Perante tal prodígio, de que resta ao símbolo que não seja exaurido pela perfeição autoevidente da poesia? Bem, algumas coisas, ou talvez somente uma, da mais elevada importância. Primeiro valeria dizer que o símbolo é o que torna possível que todos estes objetos, dotados de infinita complexidade interior (e muitas vezes exterior) possam ser contemplados com valor de verdade, com sujeito e predicado. O símbolo é o que permite que um objeto mítico e poético possa ser entendido em sua geralidade, e não como a soma das partes, ou mesmo como a subtração. Sejam os números, o Zodíaco ou os próprios astros, o símbolo descende do reino do imperecível. Quando aplicado à realidade perecível, é capaz de julgar-lhe de acordo com suas propriedades enquanto ser. Se a poética é o domínio da expressão das hipóteses, estas hipóteses, quando desenvolvidas e, por fim, exauridas, assumem um valor próprio de existência que excede a soma de suas partes, ou seja, excedem o valor que um texto possa assumir enquanto um auxílio moral ou enquanto uma ficção inebriante.
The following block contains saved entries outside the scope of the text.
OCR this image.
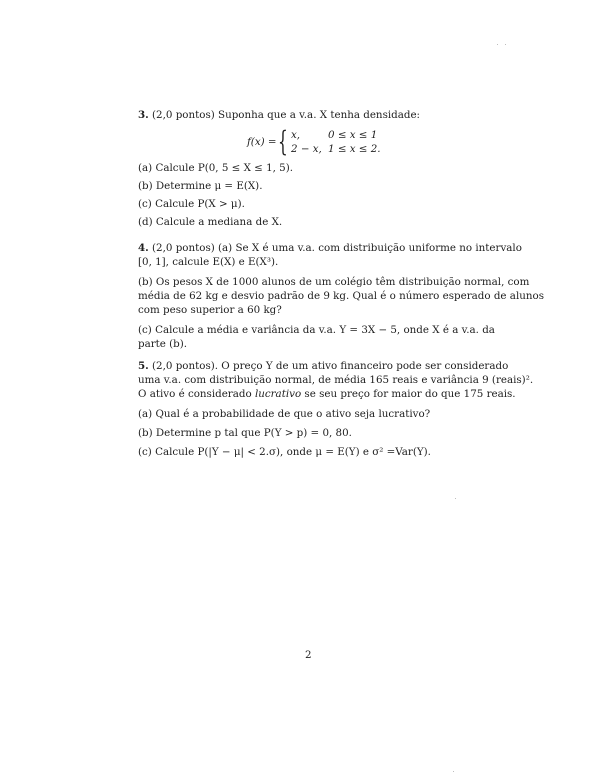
3. (2,0 pontos) Suponha que a v.a. X tenha densidade:
f(x) = { x,	0 ≤ x ≤ 1
2 − x, 1 ≤ x ≤ 2.
(a) Calcule P(0, 5 ≤ X ≤ 1, 5).
(b) Determine μ = E(X).
(c) Calcule P(X > μ).
(d) Calcule a mediana de X.
4. (2,0 pontos) (a) Se X é uma v.a. com distribuição uniforme no intervalo
[0, 1], calcule E(X) e E(X³).
(b) Os pesos X de 1000 alunos de um colégio têm distribuição normal, com
média de 62 kg e desvio padrão de 9 kg. Qual é o número esperado de alunos
com peso superior a 60 kg?
(c) Calcule a média e variância da v.a. Y = 3X − 5, onde X é a v.a. da
parte (b).
5. (2,0 pontos). O preço Y de um ativo financeiro pode ser considerado
uma v.a. com distribuição normal, de média 165 reais e variância 9 (reais)².
O ativo é considerado lucrativo se seu preço for maior do que 175 reais.
(a) Qual é a probabilidade de que o ativo seja lucrativo?
(b) Determine p tal que P(Y > p) = 0, 80.
(c) Calcule P(|Y − μ| < 2.σ), onde μ = E(Y) e σ² =Var(Y).
2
Quando os medievais pegavam um texto da literatura romana, não aplicavam sobre este um valor subtraído ou dividido; buscavam exauri-lo. Buscavam observá-lo até mesmo com intempestiva crença de que tudo que havia sido dito naquele texto pudesse ser verdadeiro. A busca pelo significado mais profundo de um texto era a norma, não a exceção. Nasce como produto dessa busca pela síntese entre o micro e o macrocosmo, entre o imperecível e o perecível, o Convivio de Dante, no qual o poeta articula os níveis de interpretação de uma obra "ficcional", a saber, Literal, Alegórico, Moral e Anagógico. A articulação desses níveis se dá justamente por uma investigação do valor de verdade que um texto poético possui. Chamar-lhe de ficção seria descabido; chamar-lhe de texto sagrado seria ainda pior. Seria acertado, porém, partir da premissa de que um texto não é apenas um texto, assim como a palavra não é só um grupo de letras, nem uma frase um conjunto de palavras, e que as alegorias de um texto expressam, junto a suas implicações morais, a modulação consciente na mente de quem o lê de que há um valor existencial naquele objeto. Se o mito dá os primeiros contornos da matéria-prima e o poeta extrai dela a possibilidade de inteligir a realidade por meio das formas, o símbolo expressa o valor de verdade que todo homem sobre a face da terra deve ser capaz de ver, em qualquer lugar, sob qualquer disfarce, pois é no símbolo que somos capazes de inferir o essencial, que somos capazes de tensionar a realidade para que ela vá além das aparências, das ilusões e de tudo aquilo que se intrometa no caminho do homem até o centro da criação, expresso neste breve relato como o essencial por detrás de todos os frutos sinceros da cultura humana.